Numerical simulation of multiple hydraulic fracture propagation in heterogeneous coal reservoirs based on combined finite-discrete element method

Abstract

Multi-stage fracturing in Horizontal well increases the permeability of coalbed methane by generating multiple fractures. However, the heterogeneity of coal reservoirs is a crucial factor that cannot be ignored in the study of multiple hydraulic fracture propagation. Therefore, we established a two-dimensional model for multiple hydraulic fracture propagation based on the combined finite-discrete element method (FDEM) and assigned a Weibull distribution function to the heterogeneity of the physical parameters of the cohesive elements in the model. The objective was to simulate and study the fracture propagation law of multi-cluster fracturing in horizontal wells in heterogeneous coal reservoirs. The research results indicated that: 1) as the heterogeneity of the coal reservoir weakened, the deflection angle of the main fracture increased.

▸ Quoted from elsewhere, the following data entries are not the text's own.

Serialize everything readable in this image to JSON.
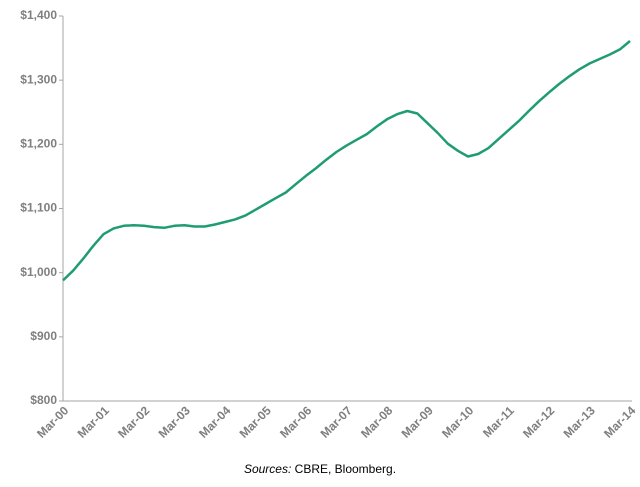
{
  "chart_data": {
    "type": "line",
    "categories": [
      "Mar-00",
      null,
      null,
      null,
      "Mar-01",
      null,
      null,
      null,
      "Mar-02",
      null,
      null,
      null,
      "Mar-03",
      null,
      null,
      null,
      "Mar-04",
      null,
      null,
      null,
      "Mar-05",
      null,
      null,
      null,
      "Mar-06",
      null,
      null,
      null,
      "Mar-07",
      null,
      null,
      null,
      "Mar-08",
      null,
      null,
      null,
      "Mar-09",
      null,
      null,
      null,
      "Mar-10",
      null,
      null,
      null,
      "Mar-11",
      null,
      null,
      null,
      "Mar-12",
      null,
      null,
      null,
      "Mar-13",
      null,
      null,
      null,
      "Mar-14"
    ],
    "series": [
      {
        "color": "#1f9c72",
        "values": [
          988,
          1003,
          1022,
          1042,
          1060,
          1069,
          1073,
          1074,
          1073,
          1071,
          1070,
          1073,
          1074,
          1072,
          1072,
          1075,
          1079,
          1083,
          1089,
          1098,
          1107,
          1116,
          1125,
          1138,
          1151,
          1163,
          1176,
          1188,
          1198,
          1207,
          1216,
          1228,
          1239,
          1247,
          1252,
          1248,
          1233,
          1218,
          1201,
          1190,
          1181,
          1185,
          1194,
          1208,
          1222,
          1236,
          1252,
          1267,
          1281,
          1294,
          1306,
          1317,
          1326,
          1333,
          1340,
          1348,
          1361
        ]
      }
    ],
    "ylim": [
      800,
      1400
    ],
    "yticks": [
      {
        "value": 800,
        "label": "$800"
      },
      {
        "value": 900,
        "label": "$900"
      },
      {
        "value": 1000,
        "label": "$1,000"
      },
      {
        "value": 1100,
        "label": "$1,100"
      },
      {
        "value": 1200,
        "label": "$1,200"
      },
      {
        "value": 1300,
        "label": "$1,300"
      },
      {
        "value": 1400,
        "label": "$1,400"
      }
    ],
    "grid": false,
    "source": {
      "label": "Sources:",
      "text": "CBRE, Bloomberg."
    }
  }
}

More secondary fractures were generated in the coal reservoir, leading to significant discontinuity. 2) The fracturing disturbance area was always concentrated at the tip of the main fracture, with a double wing shape. However, the fracturing disturbance areas at the tips of multiple main fractures could easily converge, with a square shape; 3) It is recommended to use a moderate injection rate and increase the perforation spacing appropriately when hydraulic fracturing is carried out in coal reservoirs with a heterogeneity coefficient m=5.